9. Emerging evidence shows that abortion bans and restrictions are harming reproductive health in numerous ways.
- An increasing body of evidence is emerging that illustrates the myriad harms caused and exacerbated by the Dobbs decision across a broad range of reproductive health outcomes.
- Data from surveys in four states before and after Dobbs show that women aged 18–44 experienced increased barriers to accessing contraceptives and reported lower quality contraceptive care a year after the Dobbs decision.
- In a national survey of more than 550 obstetrician-gynecologists, 20% of respondents felt constraints on managing miscarriages and pregnancy-related emergencies post-Dobbs. In states with total abortion bans, the proportion was 40%. The majority of all respondents believed their ability to manage pregnancy-related emergencies had worsened and that racial inequities in maternal health increased following Dobbs.
- In states with total abortion bans, medical students must seek out-of-state abortion training.
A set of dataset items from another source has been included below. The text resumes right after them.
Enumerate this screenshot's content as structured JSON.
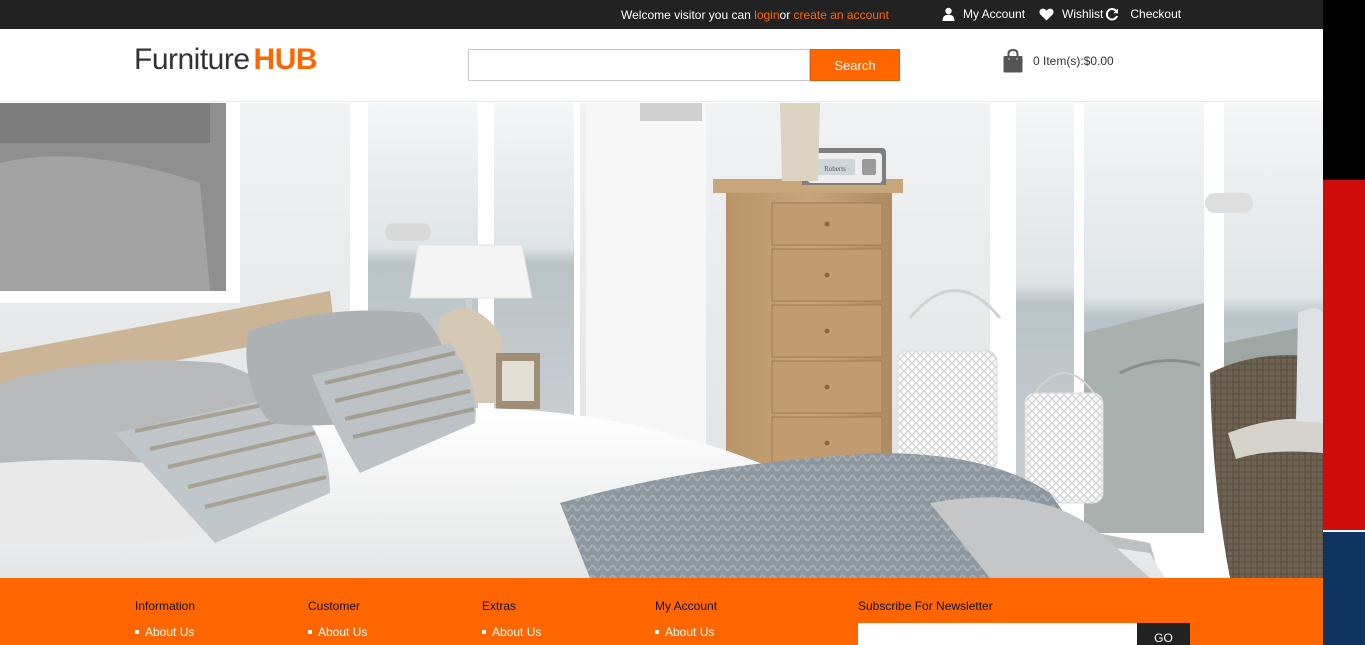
{
  "topbar": {
    "welcome_prefix": "Welcome visitor you can ",
    "login_label": "login",
    "or_text": "or ",
    "create_account_label": "create an account",
    "my_account_label": "My Account",
    "wishlist_label": "Wishlist",
    "checkout_label": "Checkout"
  },
  "header": {
    "logo_main": "Furniture",
    "logo_accent": "HUB",
    "search_placeholder": "",
    "search_button": "Search",
    "cart_summary": "0 Item(s):$0.00"
  },
  "hero": {
    "radio_brand": "Roberts"
  },
  "footer": {
    "columns": [
      {
        "title": "Information",
        "link": "About Us"
      },
      {
        "title": "Customer",
        "link": "About Us"
      },
      {
        "title": "Extras",
        "link": "About Us"
      },
      {
        "title": "My Account",
        "link": "About Us"
      }
    ],
    "newsletter_title": "Subscribe For Newsletter",
    "newsletter_button": "GO"
  },
  "colors": {
    "accent": "#ff6600",
    "topbar_bg": "#222222",
    "footer_bg": "#ff6600"
  },
  "icons": [
    "user-icon",
    "heart-icon",
    "refresh-icon",
    "shopping-bag-icon"
  ]
}
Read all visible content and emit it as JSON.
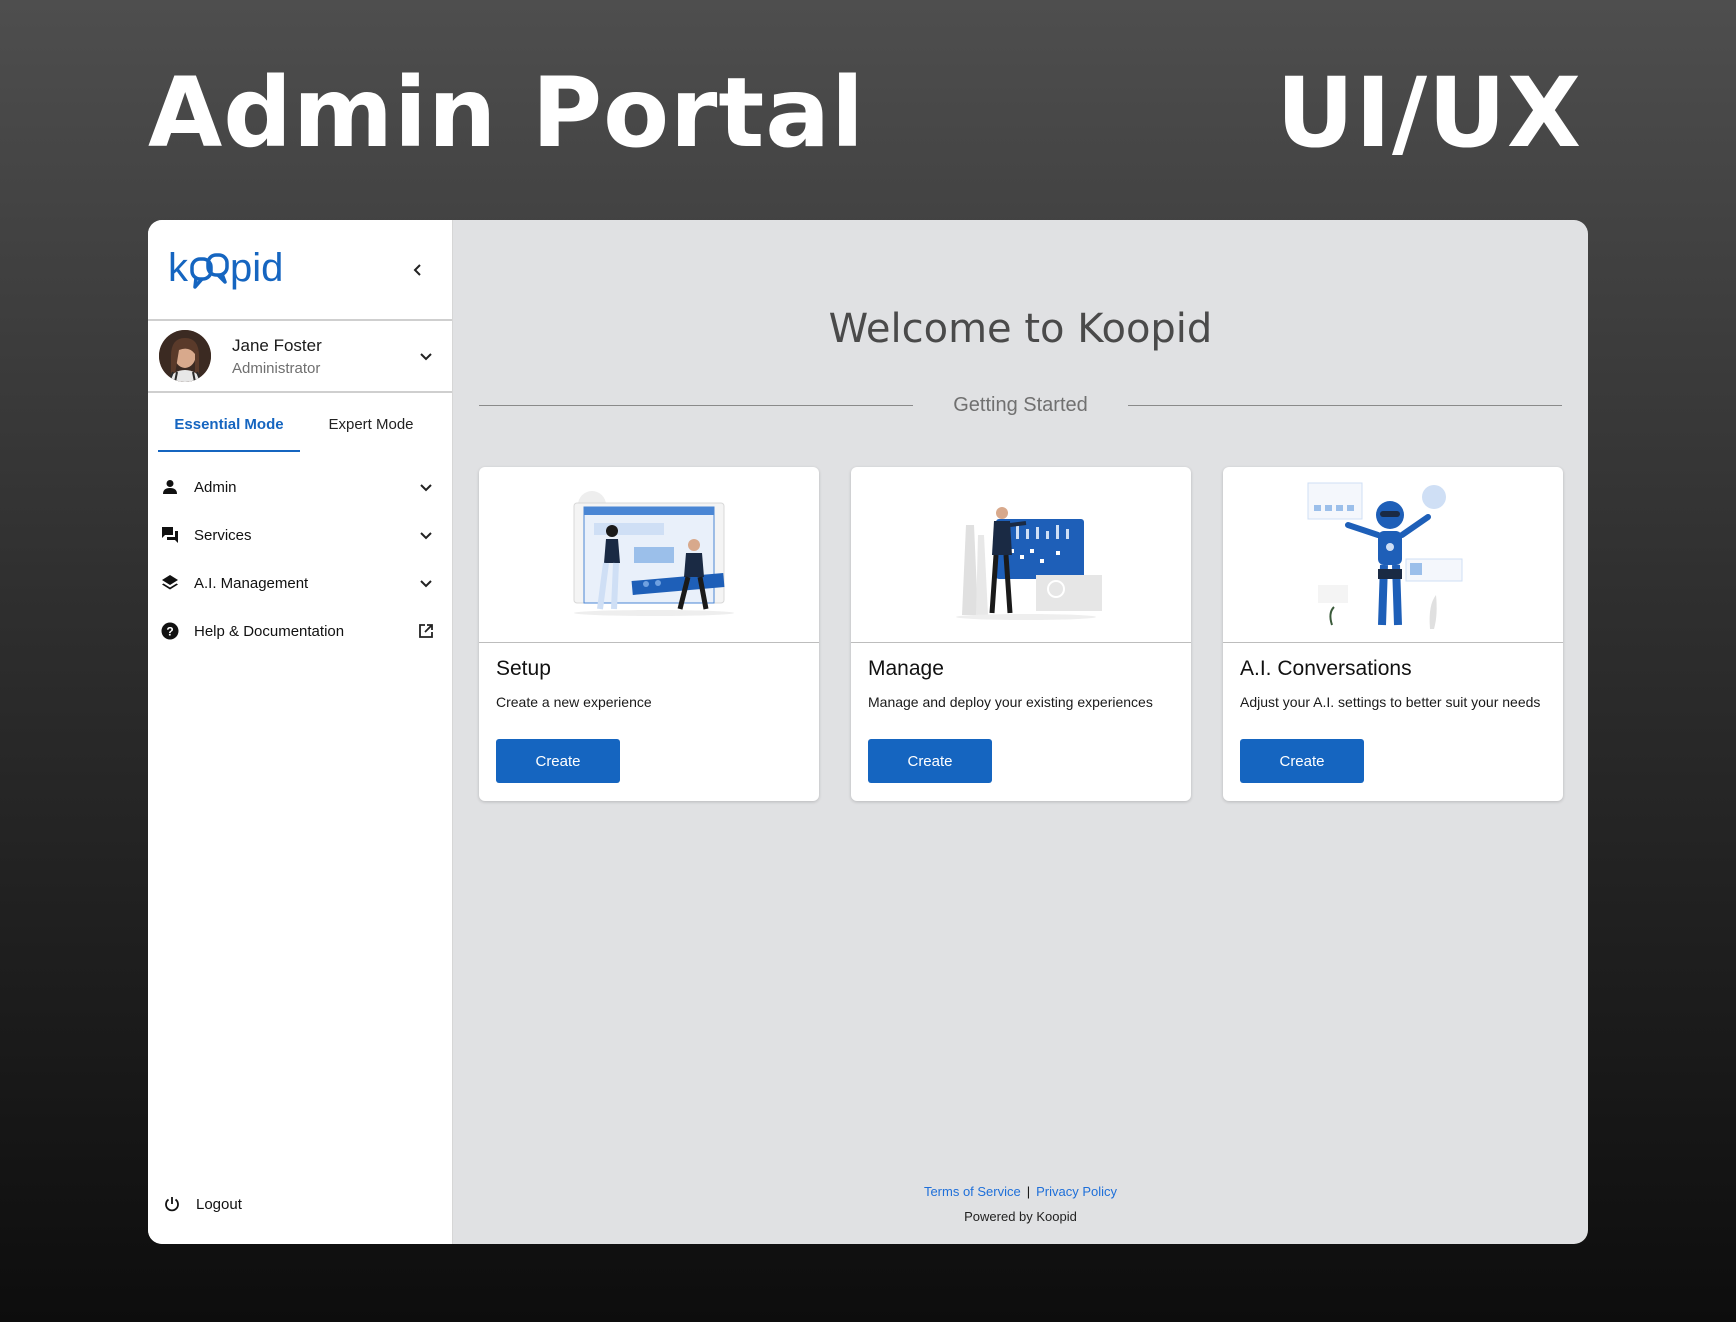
{
  "hero": {
    "title": "Admin Portal",
    "tag": "UI/UX"
  },
  "brand": {
    "name": "koopid",
    "color": "#1565c0"
  },
  "user": {
    "name": "Jane Foster",
    "role": "Administrator"
  },
  "modes": {
    "essential": "Essential Mode",
    "expert": "Expert Mode",
    "active": "essential"
  },
  "nav": [
    {
      "label": "Admin",
      "icon": "person-icon",
      "trailing": "chevron-down-icon"
    },
    {
      "label": "Services",
      "icon": "forum-icon",
      "trailing": "chevron-down-icon"
    },
    {
      "label": "A.I. Management",
      "icon": "layers-icon",
      "trailing": "chevron-down-icon"
    },
    {
      "label": "Help & Documentation",
      "icon": "help-circle-icon",
      "trailing": "external-link-icon"
    }
  ],
  "logout": {
    "label": "Logout",
    "icon": "power-icon"
  },
  "main": {
    "welcome": "Welcome to Koopid",
    "section": "Getting Started",
    "cards": [
      {
        "title": "Setup",
        "description": "Create a new experience",
        "button": "Create"
      },
      {
        "title": "Manage",
        "description": "Manage and deploy your existing experiences",
        "button": "Create"
      },
      {
        "title": "A.I. Conversations",
        "description": "Adjust your A.I. settings to better suit your needs",
        "button": "Create"
      }
    ]
  },
  "footer": {
    "terms": "Terms of Service",
    "privacy": "Privacy Policy",
    "powered": "Powered by Koopid"
  },
  "colors": {
    "accent": "#1565c0",
    "link": "#1e6fd9",
    "main_bg": "#e0e1e3"
  }
}
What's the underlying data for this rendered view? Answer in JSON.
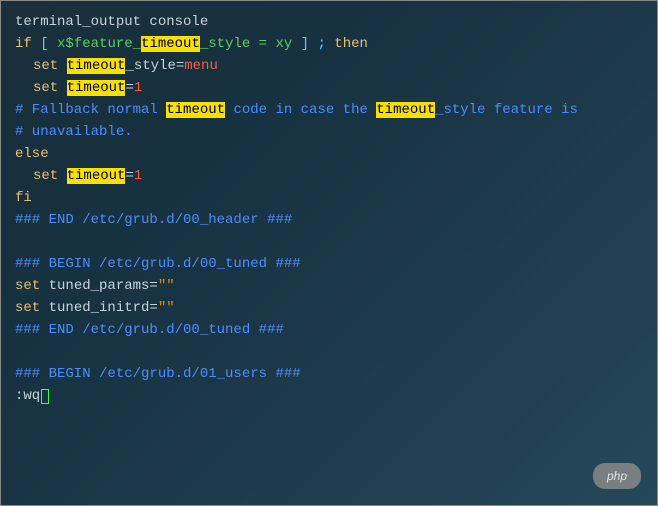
{
  "line1": {
    "a": "terminal_output console"
  },
  "line2": {
    "kw1": "if",
    "br1": " [ ",
    "var1": "x$feature_",
    "hl": "timeout",
    "var2": "_style = xy",
    "br2": " ] ; ",
    "kw2": "then"
  },
  "line3": {
    "kw": "set",
    "sp": " ",
    "hl": "timeout",
    "rest": "_style=",
    "val": "menu"
  },
  "line4": {
    "kw": "set",
    "sp": " ",
    "hl": "timeout",
    "rest": "=",
    "val": "1"
  },
  "line5": {
    "a": "# Fallback normal ",
    "hl1": "timeout",
    "b": " code in case the ",
    "hl2": "timeout",
    "c": "_style feature is"
  },
  "line6": {
    "a": "# unavailable."
  },
  "line7": {
    "a": "else"
  },
  "line8": {
    "kw": "set",
    "sp": " ",
    "hl": "timeout",
    "rest": "=",
    "val": "1"
  },
  "line9": {
    "a": "fi"
  },
  "line10": {
    "a": "### END /etc/grub.d/00_header ###"
  },
  "blank": " ",
  "line12": {
    "a": "### BEGIN /etc/grub.d/00_tuned ###"
  },
  "line13": {
    "a": "set",
    "b": " tuned_params=",
    "q": "\"\""
  },
  "line14": {
    "a": "set",
    "b": " tuned_initrd=",
    "q": "\"\""
  },
  "line15": {
    "a": "### END /etc/grub.d/00_tuned ###"
  },
  "line17": {
    "a": "### BEGIN /etc/grub.d/01_users ###"
  },
  "vim": {
    "cmd": ":wq"
  },
  "watermark": "php"
}
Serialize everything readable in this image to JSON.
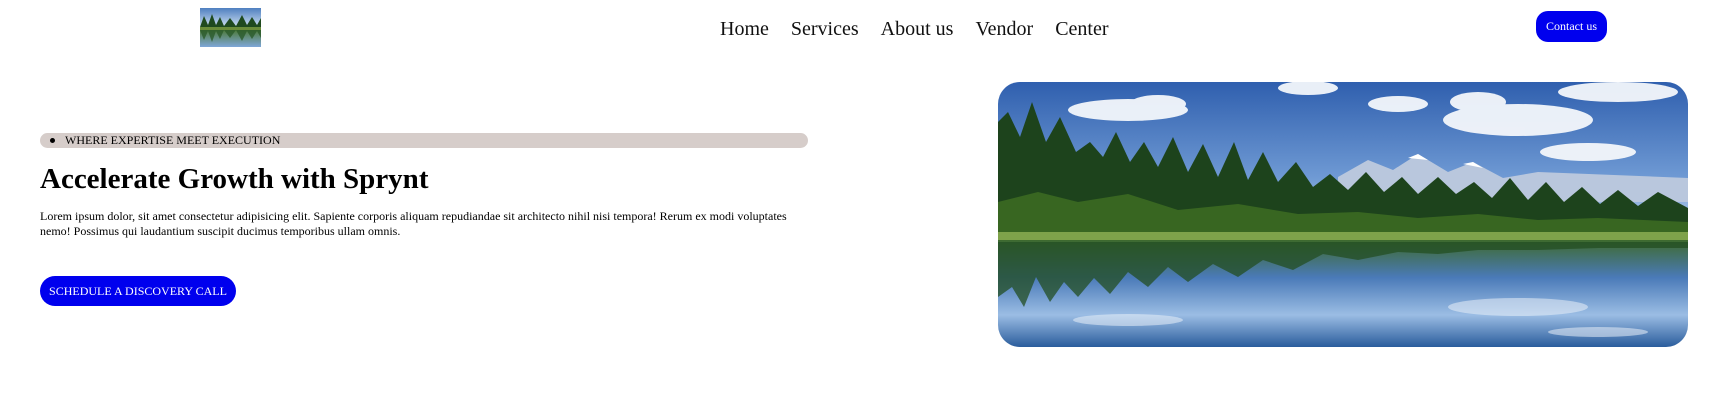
{
  "header": {
    "logo_icon": "landscape-lake-logo-icon",
    "nav": [
      {
        "label": "Home"
      },
      {
        "label": "Services"
      },
      {
        "label": "About us"
      },
      {
        "label": "Vendor"
      },
      {
        "label": "Center"
      }
    ],
    "contact_label": "Contact us"
  },
  "hero": {
    "tagline": "WHERE EXPERTISE MEET EXECUTION",
    "title": "Accelerate Growth with Sprynt",
    "body": "Lorem ipsum dolor, sit amet consectetur adipisicing elit. Sapiente corporis aliquam repudiandae sit architecto nihil nisi tempora! Rerum ex modi voluptates nemo! Possimus qui laudantium suscipit ducimus temporibus ullam omnis.",
    "cta_label": "SCHEDULE A DISCOVERY CALL",
    "image_icon": "forest-lake-landscape-image"
  },
  "colors": {
    "accent_blue": "#0000ee",
    "tagline_bg": "#d6cdca",
    "text": "#000000",
    "background": "#ffffff"
  }
}
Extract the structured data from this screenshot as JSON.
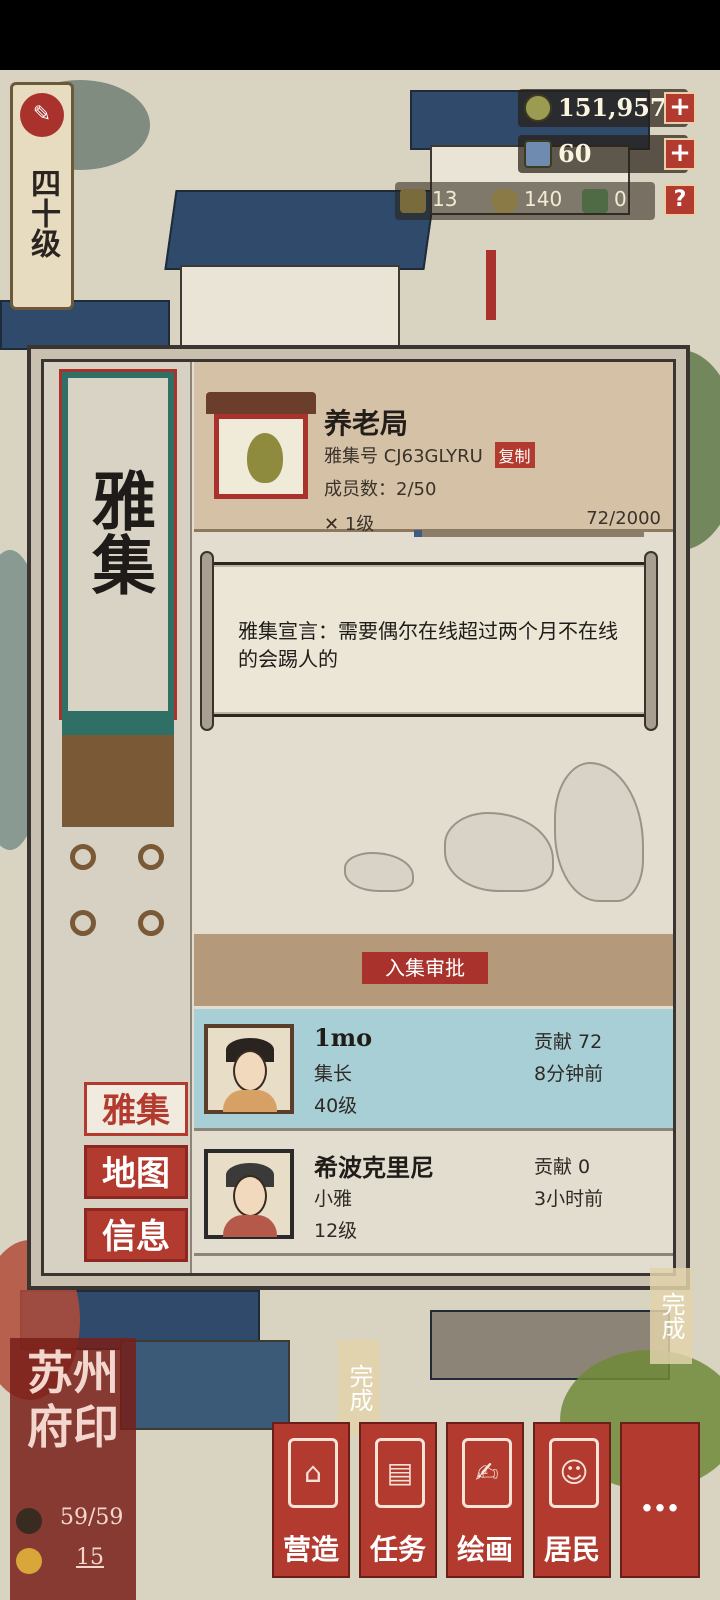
{
  "level": {
    "label": "四十级",
    "icon": "brush-icon"
  },
  "resources": {
    "coins": {
      "value": "151,957",
      "icon": "coin-icon"
    },
    "gems": {
      "value": "60",
      "icon": "jade-icon"
    },
    "mini": [
      {
        "value": "13",
        "icon": "bamboo-icon"
      },
      {
        "value": "140",
        "icon": "basket-icon"
      },
      {
        "value": "0",
        "icon": "book-icon"
      }
    ],
    "plus_label": "+",
    "help_label": "?"
  },
  "panel": {
    "side_title": "雅集",
    "side_buttons": [
      {
        "label": "雅集",
        "active": true
      },
      {
        "label": "地图",
        "active": false
      },
      {
        "label": "信息",
        "active": false
      }
    ]
  },
  "club": {
    "name": "养老局",
    "id_label": "雅集号",
    "id_value": "CJ63GLYRU",
    "copy_label": "复制",
    "members_label": "成员数：",
    "members_value": "2/50",
    "level": "1级",
    "exp": "72/2000",
    "exp_fraction": 0.036,
    "declaration": "雅集宣言：需要偶尔在线超过两个月不在线的会踢人的"
  },
  "approve_label": "入集审批",
  "members": [
    {
      "name": "1mo",
      "role": "集长",
      "level": "40级",
      "contrib": "贡献  72",
      "last_seen": "8分钟前",
      "highlight": true
    },
    {
      "name": "希波克里尼",
      "role": "小雅",
      "level": "12级",
      "contrib": "贡献  0",
      "last_seen": "3小时前",
      "highlight": false
    }
  ],
  "seal": {
    "title": "苏州府印",
    "stat1": "59/59",
    "stat2": "15"
  },
  "done_label": "完成",
  "nav": [
    {
      "label": "营造",
      "icon": "build-icon"
    },
    {
      "label": "任务",
      "icon": "task-icon"
    },
    {
      "label": "绘画",
      "icon": "scroll-icon"
    },
    {
      "label": "居民",
      "icon": "resident-icon"
    },
    {
      "label": "…",
      "icon": "more-icon"
    }
  ],
  "colors": {
    "accent_red": "#b23a2f",
    "panel_bg": "#e3ddd0",
    "highlight_row": "#a9cfd6",
    "teal": "#2f6f66"
  }
}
As students consider abortion legality when choosing residency programs, the distribution of new health care professionals around the country could shift, along with the sexual and reproductive health care landscape more broadly.
10. Federal and state policymakers have the tools to put an end to abortion bans and restrictions and support people’s access to the abortion care they need.
- The Abortion Justice Act includes provisions that support the full spectrum of reproductive health care, including abortion services.
- The Equal Access to Abortion Coverage in Health Insurance (EACH) Act would ensure insurance coverage for abortion—no matter how much someone earns, their type of insurance or where they live.
- The Health Equity and Access under the Law (HEAL) for Immigrant Families Act would expand immigrants’ eligibility for health insurance coverage and access to care, including sexual and reproductive health services.
- State-level policymakers must pass legislation that expands and protects access to abortion, including enshrining the right to abortion in a state constitution and implementing policies to expand access to abortion care for all.
- Voters will also weigh in on abortion rights and access in the November 2024 election through state ballot measures in 10 states that would protect and expand abortion rights.